Sa, 18. November 2017

Klausur in der Stmk

24.01.2014 12:52

ÖVP drückt vor „Denkzettel-Wahl“ die „Reset-Taste“

Die ÖVP hat am Freitag bei ihrer Klubklausur im steirischen Loipersdorf die zukünftige politische Ausrichtung besprochen. EU-Spitzenkandidat Othmar Karas warnte dabei davor, dass die Entscheidung um die Zusammensetzung des EU-Parlaments am 25. Mai zu einer "Denkzettel-Wahl" verkommen könnte. Dies würde Österreich schaden. ÖVP-Obmann Michael Spindelegger machte daher den Abgeordneten das Angebot, gemeinsam die "Reset-Taste" zu drücken.

"Ich verstehe mich als Kandidat für alle Österreicher, denen Österreich und die Zukunft ein Anliegen ist und die in der EU etwas bewegen und durchsetzen wollen, auch wenn ihnen nicht alles, was in der EU passiert zu 100 Prozent gefällt. Ich will mit meinem Team die erreichen, die mit Populismus nichts anfangen können", erklärte Karas, der es durchaus für möglich hielt, dass die ÖVP wieder auf dem ersten Platz landet. "Wer die Europa-Wahl zur Denkzettel-Wahl machen will, der schädigt Österreich, der verrät unser Interesse an einer starken, durchsetzungskräftigen Vertretung Österreichs im Europäischen Parlament."

"Fast alle politischen Kräfte in diesem Land haben ihre Position zu Europa geändert, auf den Kopf gestellt, sind einen Zickzackkurs gefahren. Ich bin konsequent auf dem Kurs geblieben", so Karas. Die EU-Wahl ist für ihn eine dreifache Entscheidungswahl - für Europa, für Österreich sowie die ÖVP: "Europa steht an einem Wendepunkt. Für Europa geht es darum, ob wir die gemeinsame Europäische Erfolgsgeschichte weiterentwickeln können oder nicht. Ob sich die vernünftigen Kräfte durchsetzen oder der Populismus Überhand gewinnt. Wir stehen vor einer Richtungsentscheidung."

Spindelegger räumt Fehler ein und drückt "Reset"
Sein Klubobmann Spindelegger räumte in der anschließenden Rede Fehler in den vergangenen Wochen ein. "Die letzten Wochen, die Unterschiede, die Zurufe und Ratschläge.
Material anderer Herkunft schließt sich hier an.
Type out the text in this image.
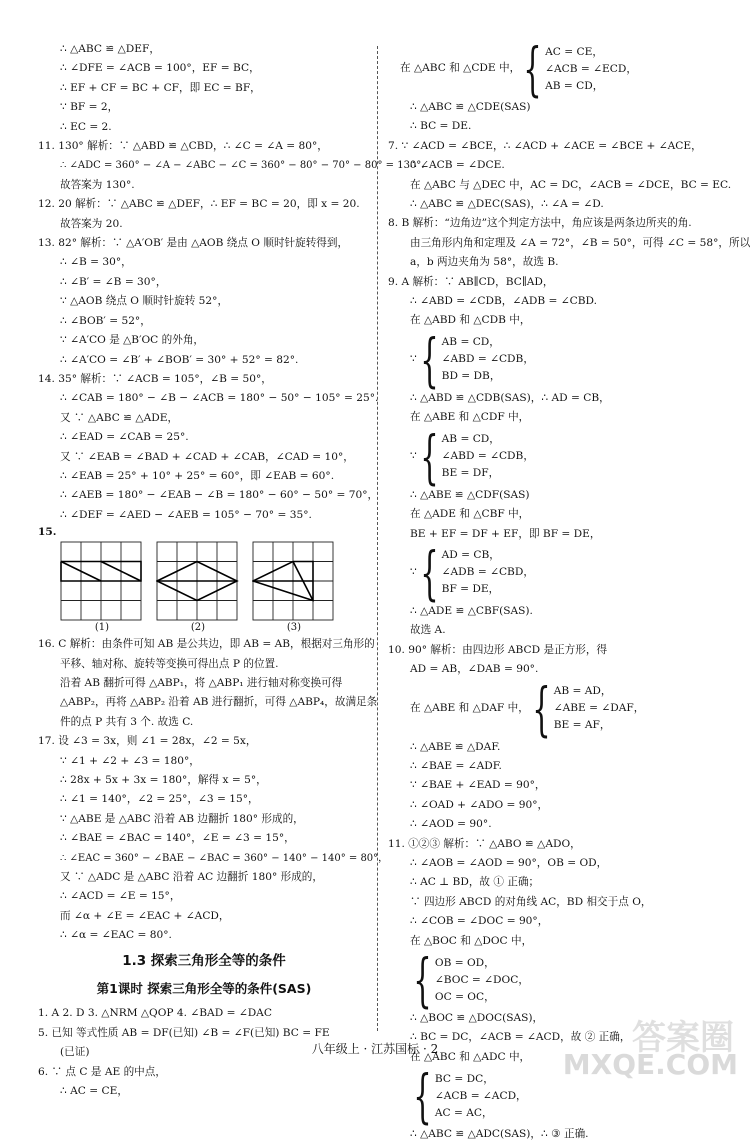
∴ △ABC ≌ △DEF，
∴ ∠DFE = ∠ACB = 100°，EF = BC，
∴ EF + CF = BC + CF，即 EC = BF，
∵ BF = 2，
∴ EC = 2.
11. 130° 解析：∵ △ABD ≌ △CBD，∴ ∠C = ∠A = 80°，
∴ ∠ADC = 360° − ∠A − ∠ABC − ∠C = 360° − 80° − 70° − 80° = 130°.
故答案为 130°.
12. 20 解析：∵ △ABC ≌ △DEF，∴ EF = BC = 20，即 x = 20.
故答案为 20.
13. 82° 解析：∵ △A′OB′ 是由 △AOB 绕点 O 顺时针旋转得到，
∴ ∠B = 30°，
∴ ∠B′ = ∠B = 30°，
∵ △AOB 绕点 O 顺时针旋转 52°，
∴ ∠BOB′ = 52°，
∵ ∠A′CO 是 △B′OC 的外角，
∴ ∠A′CO = ∠B′ + ∠BOB′ = 30° + 52° = 82°.
14. 35° 解析：∵ ∠ACB = 105°，∠B = 50°，
∴ ∠CAB = 180° − ∠B − ∠ACB = 180° − 50° − 105° = 25°.
又 ∵ △ABC ≌ △ADE，
∴ ∠EAD = ∠CAB = 25°.
又 ∵ ∠EAB = ∠BAD + ∠CAD + ∠CAB，∠CAD = 10°，
∴ ∠EAB = 25° + 10° + 25° = 60°，即 ∠EAB = 60°.
∴ ∠AEB = 180° − ∠EAB − ∠B = 180° − 60° − 50° = 70°，
∴ ∠DEF = ∠AED − ∠AEB = 105° − 70° = 35°.
15.
(1)	(2)	(3)
16. C 解析：由条件可知 AB 是公共边，即 AB = AB，根据对三角形的
平移、轴对称、旋转等变换可得出点 P 的位置.
沿着 AB 翻折可得 △ABP₁，将 △ABP₁ 进行轴对称变换可得
△ABP₂，再将 △ABP₂ 沿着 AB 进行翻折，可得 △ABP₄，故满足条
件的点 P 共有 3 个. 故选 C.
17. 设 ∠3 = 3x，则 ∠1 = 28x，∠2 = 5x，
∵ ∠1 + ∠2 + ∠3 = 180°，
∴ 28x + 5x + 3x = 180°，解得 x = 5°，
∴ ∠1 = 140°，∠2 = 25°，∠3 = 15°，
∵ △ABE 是 △ABC 沿着 AB 边翻折 180° 形成的，
∴ ∠BAE = ∠BAC = 140°，∠E = ∠3 = 15°，
∴ ∠EAC = 360° − ∠BAE − ∠BAC = 360° − 140° − 140° = 80°，
又 ∵ △ADC 是 △ABC 沿着 AC 边翻折 180° 形成的，
∴ ∠ACD = ∠E = 15°，
而 ∠α + ∠E = ∠EAC + ∠ACD，
∴ ∠α = ∠EAC = 80°.
1.3 探索三角形全等的条件
第1课时 探索三角形全等的条件(SAS)
1. A 2. D 3. △NRM △QOP 4. ∠BAD = ∠DAC
5. 已知 等式性质 AB = DF(已知) ∠B = ∠F(已知) BC = FE
(已证)
6. ∵ 点 C 是 AE 的中点，
∴ AC = CE，
在 △ABC 和 △CDE 中， { AC = CE，
∠ACB = ∠ECD，
AB = CD，
∴ △ABC ≌ △CDE(SAS)
∴ BC = DE.
7. ∵ ∠ACD = ∠BCE，∴ ∠ACD + ∠ACE = ∠BCE + ∠ACE，
∴ ∠ACB = ∠DCE.
在 △ABC 与 △DEC 中，AC = DC，∠ACB = ∠DCE，BC = EC.
∴ △ABC ≌ △DEC(SAS)，∴ ∠A = ∠D.
8. B 解析：“边角边”这个判定方法中，角应该是两条边所夹的角.
由三角形内角和定理及 ∠A = 72°，∠B = 50°，可得 ∠C = 58°，所以
a，b 两边夹角为 58°，故选 B.
9. A 解析：∵ AB∥CD，BC∥AD，
∴ ∠ABD = ∠CDB，∠ADB = ∠CBD.
在 △ABD 和 △CDB 中，
∵ { AB = CD，
∠ABD = ∠CDB，
BD = DB，
∴ △ABD ≌ △CDB(SAS)，∴ AD = CB，
在 △ABE 和 △CDF 中，
∵ { AB = CD，
∠ABD = ∠CDB，
BE = DF，
∴ △ABE ≌ △CDF(SAS)
在 △ADE 和 △CBF 中，
BE + EF = DF + EF，即 BF = DE，
∵ { AD = CB，
∠ADB = ∠CBD，
BF = DE，
∴ △ADE ≌ △CBF(SAS).
故选 A.
10. 90° 解析：由四边形 ABCD 是正方形，得
AD = AB，∠DAB = 90°.
在 △ABE 和 △DAF 中， { AB = AD，
∠ABE = ∠DAF，
BE = AF，
∴ △ABE ≌ △DAF.
∴ ∠BAE = ∠ADF.
∵ ∠BAE + ∠EAD = 90°，
∴ ∠OAD + ∠ADO = 90°，
∴ ∠AOD = 90°.
11. ①②③ 解析：∵ △ABO ≌ △ADO，
∴ ∠AOB = ∠AOD = 90°，OB = OD，
∴ AC ⊥ BD，故 ① 正确；
∵ 四边形 ABCD 的对角线 AC，BD 相交于点 O，
∴ ∠COB = ∠DOC = 90°，
在 △BOC 和 △DOC 中，
{ OB = OD，
∠BOC = ∠DOC，
OC = OC，
∴ △BOC ≌ △DOC(SAS)，
∴ BC = DC，∠ACB = ∠ACD，故 ② 正确，
在 △ABC 和 △ADC 中，
{ BC = DC，
∠ACB = ∠ACD，
AC = AC，
∴ △ABC ≌ △ADC(SAS)，∴ ③ 正确.
八年级上 · 江苏国标 · 2	答案圈
MXQE.COM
Ja, so ist das, das ist die breite ÖVP, aber genützt hat's uns nicht", stellte er gleich zu Beginn seiner Rede kurz vor Mittag fest. In der Informationspolitik müsse sich daher dringend was ändern, dafür bemühte der Außenminister ein Bild aus der Informationstechnologie: "Wir alle leben im IT-Zeitalter, da gibt es die Reset-Taste, die drücken wir heute, sodass wir uns auf das konzentrieren, was für Österreich wichtig ist. Machen wir das miteinander, drücken wir Reset und fangen diesbezüglich neu an."

Inhaltlich verteidigte der Vizekanzler dann das Regierungsprogramm und meinte, es liege in der "DNA" der Volkspartei "nicht wegzuschauen, sondern wenn nötig für Österreich auch Hand anzulegen". Um solide Finanzen sicherzustellen, brauche es "gehörige Anstrengungen": "Das erfordert auch Opfer von allen. Auch Steuererhöhungen gehören dazu, die brauchen wir. Ohne die werden wir 2014 und 2015 nicht bewältigen, Strukturreformen wirken erst später."

"Jeden Tag gibt es einen neuen sauren Apfel"
Dies bedeute, in der Anfangsphase müsse man auch in den "sauren Apfel beißen": "Jeden Tag gibt es einen neuen sauren Apfel. Eine Hypo." Die Hypo Alpe Adria Bank könne man nicht negieren, man müsse dieses Problem lösen. Spindelegger betonte hier aber, dass es sich dabei um Altlasten handle, die der verstorbene Kärntner Landeshauptmann Jörg Haider zu verantworten habe. Er hielt daher fest, dass so etwas in Österreich nie wieder passieren dürfe: "Das Aufräumen kostet uns Substanz."